It is quite common for a wife to say that she is sad because her husband may become polygamous. I’m not surprised. Probably every woman who thinks about polygamy or is just beginning a journey in a polygamous marriage gets sad and depressed. The good news is that sadness doesn’t have to last. It should only be a temporary state of being.
When she thinks that her husband may become polygamous, she begins to think that she is not good enough for him. After all, if she was enough, why would he take another wife? She may think that if she was good enough for her husband, then he wouldn’t want to have someone else.
It’s important to realize that it has nothing to do with whether a wife is good enough or not. It has to do with a desire that Allah has placed in many men to want to have a relationship with more than one woman. He made polygamy lawful for men. Therefore, men have no reason to fornicate or commit adultery, which are grave sins.
Allah made men capable of loving more than one woman at a time.

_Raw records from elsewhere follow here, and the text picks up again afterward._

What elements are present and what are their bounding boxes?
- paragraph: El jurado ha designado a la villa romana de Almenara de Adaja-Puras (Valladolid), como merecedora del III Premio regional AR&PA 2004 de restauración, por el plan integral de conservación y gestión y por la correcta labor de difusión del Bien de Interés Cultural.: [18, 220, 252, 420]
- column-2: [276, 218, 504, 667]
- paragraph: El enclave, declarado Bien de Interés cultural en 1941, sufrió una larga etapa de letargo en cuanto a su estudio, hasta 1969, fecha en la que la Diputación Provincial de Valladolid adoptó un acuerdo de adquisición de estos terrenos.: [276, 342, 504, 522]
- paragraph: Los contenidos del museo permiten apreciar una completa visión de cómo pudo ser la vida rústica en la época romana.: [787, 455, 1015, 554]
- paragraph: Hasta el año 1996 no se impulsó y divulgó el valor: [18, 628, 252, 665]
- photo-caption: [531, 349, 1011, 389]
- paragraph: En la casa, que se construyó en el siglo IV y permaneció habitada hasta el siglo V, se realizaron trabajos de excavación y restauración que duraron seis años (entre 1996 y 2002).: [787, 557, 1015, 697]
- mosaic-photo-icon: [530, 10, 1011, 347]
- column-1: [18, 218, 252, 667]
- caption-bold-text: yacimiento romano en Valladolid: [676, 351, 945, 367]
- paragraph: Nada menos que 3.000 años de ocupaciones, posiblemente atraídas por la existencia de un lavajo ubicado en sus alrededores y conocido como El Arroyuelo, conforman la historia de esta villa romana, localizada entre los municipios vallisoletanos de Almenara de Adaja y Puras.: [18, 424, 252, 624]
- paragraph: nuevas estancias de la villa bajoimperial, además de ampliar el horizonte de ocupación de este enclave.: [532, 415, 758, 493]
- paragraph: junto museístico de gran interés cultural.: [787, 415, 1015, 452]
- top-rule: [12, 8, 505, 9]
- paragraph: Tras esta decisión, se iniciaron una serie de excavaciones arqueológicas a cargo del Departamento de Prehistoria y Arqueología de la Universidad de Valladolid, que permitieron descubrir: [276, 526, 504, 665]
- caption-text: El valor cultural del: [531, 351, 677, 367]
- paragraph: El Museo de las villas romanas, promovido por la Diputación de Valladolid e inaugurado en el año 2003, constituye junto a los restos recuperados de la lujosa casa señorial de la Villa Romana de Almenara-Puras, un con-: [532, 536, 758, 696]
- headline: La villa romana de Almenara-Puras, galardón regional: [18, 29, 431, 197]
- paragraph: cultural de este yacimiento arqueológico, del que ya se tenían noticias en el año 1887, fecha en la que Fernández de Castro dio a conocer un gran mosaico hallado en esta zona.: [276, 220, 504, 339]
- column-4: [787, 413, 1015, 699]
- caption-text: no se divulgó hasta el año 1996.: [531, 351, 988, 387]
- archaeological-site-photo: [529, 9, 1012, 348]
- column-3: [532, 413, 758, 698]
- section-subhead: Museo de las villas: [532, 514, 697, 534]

He made them able to take care of more than one, as well. It has nothing to do with any shortcoming that women think that they may have.
Some men are dumb in that they think they need to give people a reason for why they want another wife. For instance, they may say that their current wives aren’t satisfying them in one way or another. I’ve heard some men say that they need to show people how to do polygamy. Another excuse is that they want to follow the Sunnah. It’s all hogwash. It’s just a reason and excuse that a man comes up with; although he doesn’t need one.
A woman may say that she is sad because her husband may become polygamous when she doesn’t understand polygamy
If a woman thinks that she will never be happy in a polygamous marriage, then she won’t. It’s because the way that she thinks will affect her life. Negativity breeds negativity. She has to make up her mind that she will be happy. The only way to have peace and contentment in one’s life is to learn what Allah tells us to do. We must believe it and do it. There is no other way. So, I suggest that a Muslim woman gets busy serving and worshiping Allah, so that she will have a good life.
She shouldn’t stress over what may happen in the future. Until a husband marries another, it is not a reality. A woman should stay in the moment and enjoy her marriage with her husband while the marriage is monogamous. If he marries another, then she will start a new chapter of her life. She could look forward to a better life in a matter of time. If a woman is sad because her husband may become polygamous, she probably has the wrong belief in Allah.